The IPA published its quarterly Bellwether Report today indicating a growth in marketing budgets but lower spend intent and business confidence due to Omicron-related issues.
While marketing budgets grew in the fourth quarter and are predicted to expand again next year, rising inflation and supply-chain problems have dampened predictions on the extent of budget growth and industry optimism.
Paul Bainsfair, IPA Director General, commented: “It is very welcome news that UK marketing budgets continue to be revised upwards. As we can see, however, Omicron has heightened uncertainty, altered consumer behaviour and subsequently impacted UK companies’ marketing budget decision making.”
He predicted that new variants with accompanying inflation and supply chain issues “may indeed induce further wobbles” such as in Q4 2021.
Bainsfair added that investment in longer-term brand-building media was “the key for businesses to weather these fluctuations” as evidence showed brands that continue investing in most difficult periods “come out on top”.

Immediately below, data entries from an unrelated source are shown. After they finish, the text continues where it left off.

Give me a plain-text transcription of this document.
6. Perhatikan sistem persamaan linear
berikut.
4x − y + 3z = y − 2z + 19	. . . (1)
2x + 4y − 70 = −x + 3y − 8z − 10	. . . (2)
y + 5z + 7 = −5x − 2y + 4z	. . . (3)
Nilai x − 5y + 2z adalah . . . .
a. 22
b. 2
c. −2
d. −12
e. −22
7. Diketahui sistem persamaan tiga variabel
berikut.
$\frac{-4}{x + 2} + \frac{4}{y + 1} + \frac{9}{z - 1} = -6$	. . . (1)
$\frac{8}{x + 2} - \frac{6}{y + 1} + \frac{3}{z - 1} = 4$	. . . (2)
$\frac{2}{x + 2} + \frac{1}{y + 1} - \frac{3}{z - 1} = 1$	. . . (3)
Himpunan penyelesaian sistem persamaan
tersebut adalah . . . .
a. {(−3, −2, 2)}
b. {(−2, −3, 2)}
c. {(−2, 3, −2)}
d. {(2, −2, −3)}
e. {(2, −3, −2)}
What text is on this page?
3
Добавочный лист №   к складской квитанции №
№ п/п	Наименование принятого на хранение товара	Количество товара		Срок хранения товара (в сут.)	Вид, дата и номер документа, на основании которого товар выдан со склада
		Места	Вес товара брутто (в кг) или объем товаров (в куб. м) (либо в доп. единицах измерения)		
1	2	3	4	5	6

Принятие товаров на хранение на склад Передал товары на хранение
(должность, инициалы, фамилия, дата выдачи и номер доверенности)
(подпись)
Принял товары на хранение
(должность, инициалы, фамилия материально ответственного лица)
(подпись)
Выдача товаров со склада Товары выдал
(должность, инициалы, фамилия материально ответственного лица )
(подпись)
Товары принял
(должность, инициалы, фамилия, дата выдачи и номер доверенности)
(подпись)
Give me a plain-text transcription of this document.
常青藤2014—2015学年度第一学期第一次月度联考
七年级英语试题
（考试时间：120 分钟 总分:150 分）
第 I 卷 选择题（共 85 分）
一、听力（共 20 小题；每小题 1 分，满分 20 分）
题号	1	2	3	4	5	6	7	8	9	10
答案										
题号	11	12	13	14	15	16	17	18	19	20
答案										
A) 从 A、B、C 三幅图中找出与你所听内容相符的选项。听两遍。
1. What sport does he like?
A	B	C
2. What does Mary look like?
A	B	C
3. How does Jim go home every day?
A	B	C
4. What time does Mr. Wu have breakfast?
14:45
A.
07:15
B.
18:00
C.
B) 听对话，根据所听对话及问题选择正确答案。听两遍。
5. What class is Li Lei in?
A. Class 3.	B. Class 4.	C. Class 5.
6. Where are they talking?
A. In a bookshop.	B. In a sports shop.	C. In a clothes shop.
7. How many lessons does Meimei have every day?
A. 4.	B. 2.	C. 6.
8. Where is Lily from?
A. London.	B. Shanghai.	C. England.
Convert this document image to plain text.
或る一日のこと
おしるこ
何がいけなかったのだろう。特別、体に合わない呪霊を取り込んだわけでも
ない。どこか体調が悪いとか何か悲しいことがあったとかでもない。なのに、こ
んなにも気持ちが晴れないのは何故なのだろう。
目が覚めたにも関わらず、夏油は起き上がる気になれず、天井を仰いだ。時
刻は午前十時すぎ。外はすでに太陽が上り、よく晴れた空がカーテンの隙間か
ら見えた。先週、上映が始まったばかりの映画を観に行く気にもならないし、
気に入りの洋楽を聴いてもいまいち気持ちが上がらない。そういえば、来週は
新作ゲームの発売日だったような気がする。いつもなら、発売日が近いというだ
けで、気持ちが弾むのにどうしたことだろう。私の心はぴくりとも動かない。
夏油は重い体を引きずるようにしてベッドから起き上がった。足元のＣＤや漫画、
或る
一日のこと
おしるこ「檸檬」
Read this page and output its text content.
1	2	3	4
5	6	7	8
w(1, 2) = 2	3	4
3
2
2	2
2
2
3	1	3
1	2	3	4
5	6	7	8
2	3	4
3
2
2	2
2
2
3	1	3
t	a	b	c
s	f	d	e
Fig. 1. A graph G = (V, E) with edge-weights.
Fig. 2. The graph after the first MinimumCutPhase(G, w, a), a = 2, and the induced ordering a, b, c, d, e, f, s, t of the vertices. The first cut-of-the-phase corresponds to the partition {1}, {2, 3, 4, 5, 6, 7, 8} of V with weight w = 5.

However, the Q4 2021 survey did find more planning to expand rather than cut marketing spend in the next financial year.
A net balance of +34.5% of surveyed companies are planning to expand their total marketing spend and 45.7% were optimistic of budget growth, compared to11.2% expecting spending cuts.
Additionally, a net balance of +19.0% of companies surveyed expected higher events budgets, +17.9% plan to spend more on sales promotions and +17.4% on “big ticket” main media marketing like TV and radio.
Market research was the highest-performing budget section in the survey with a net balance of +7%, showing businesses endeavouring to understand the pandemic’s effects on consumer habits.
This is its strongest performance since it was first measured more than nine years ago.
Louise Ainsworth, CEO EMEA at Kantar’s media division, said: “It’s absolutely crucial to understand people’s new essentials and what they’re willing to carve out disposable income for in this time of flux. The jump in market research spend reflects that. Timely, relevant data and insight remain vital to planning and executing effective campaigns as we emerge from the grips of Covid.”
There was net balance growth of +3.8% in direct marketing and within main media advertising, video was at +7.3% and other online advertising +4.5% while published brands, audio and out-of-home experienced budget cuts of -5.9%, -6.3% and -8.3% respectively.
Events and other marketing budgets also registered experienced the worst cuts last quarter with -3.9% and -11.2%.
The Bellwether Report is researched and published by IHS Markit based on a survey of 300 UK marketers representing key business sectors mostly from the country’s top 1000 companies.